Was sich im Dauertest noch beweisen muss, ist die Ansteckschiene, an der die Handgelenkschlaufe hängt und die die ansonsten sehr tief eingelassenen Schultertasten an der Oberseite des quer gehaltenen Mini-Controllers etwas verlängert. Sie liegen im Grunde nur auf den flachen L- und R-Tasten am oberen Rand der Verbindungsnut auf, und das merkt man auch. Zum Glück kamen sie in Snipperclips reichlich zum Einsatz und überzeugten dann erst mal auch, sodass ich irgendwann nicht mehr darüber nachdachte, sondern nur darüber, was für eine wundervolle Überraschung dieses Spiel doch ist.
Im Grunde ist die Kollaboration von Nintendo mit dem Indie-Studio SFB Games ein kooperativer Puzzler, bei dem zwei aus Papier bestehende Figuren auf einer 2D-Ebene Physikpuzzles bewältigen müssten. Die rege Absprache und Koordination, die dabei gefordert wird, unterstreicht schön Nintendos Anspruch, mit der Switch eine Konsole zu entwickeln, um die sich die Leute zum gemeinschaftlichen Spiel versammeln sollen. Die zentrale Mechanik liegt im Zuschneiden der jeweils anderen Figur. Beide sind länglich, unten abgerundet und oben mit zwei rechtwinkligen Kanten versehen. Bewegen sie sich übereinander, schneidet man auf Knopfdruck den Teil des Mitspielers aus, über dem die eigene Silhouette lag.

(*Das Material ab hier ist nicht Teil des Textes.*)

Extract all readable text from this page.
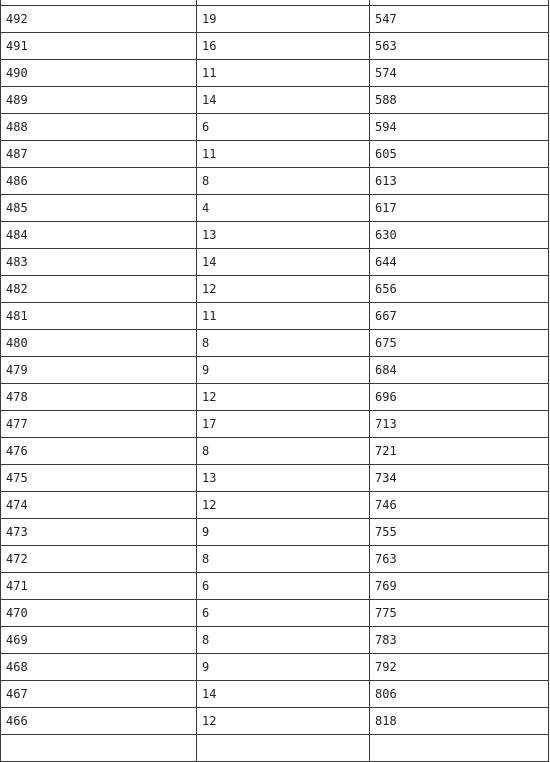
492	19	547
491	16	563
490	11	574
489	14	588
488	6	594
487	11	605
486	8	613
485	4	617
484	13	630
483	14	644
482	12	656
481	11	667
480	8	675
479	9	684
478	12	696
477	17	713
476	8	721
475	13	734
474	12	746
473	9	755
472	8	763
471	6	769
470	6	775
469	8	783
468	9	792
467	14	806
466	12	818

Mittels der Schultertaster dreht ihr den papiernen Leib eurer Figur - die ausdrucksstarken Zeichentrickgesichter bleiben dabei an Ort und Stelle -, während ihr sie per Analogstick zum Ducken oder Auf-die-Zehenspitzen-Stellen animiert. So sind prinzipiell endlos viele Formen an Zuschnitten möglich und das Spiel fragt diese auch eifrig ab. Toll fand ich vor allem, dass nie explizit gesagt wurde, was zu tun war. In einem Level stand ein Basketballkorb. Sobald man einen Knopf betätigte, fiel an anderer Stelle der dazu passende Ball vom Himmel. Die Aufgabenstellung ergibt sich von selbst. Ich bat meinen Partner darum, aus meinem rechteckigen Stück mit seinem runden Ende eine Schippe herauszuschneiden, schaufelte mit etwas Physikfummelei den Ball dort hinein und balancierte ihn dann vorsichtig zum Korb hinüber. Als ich springe, um das Leder durch den Ring zu werfen, misslingt das. Zu viel Beschleunigung. Erst als ich mit Ball auf meinen Kollegen klettere, ist ein vorsichtiger Wurf möglich.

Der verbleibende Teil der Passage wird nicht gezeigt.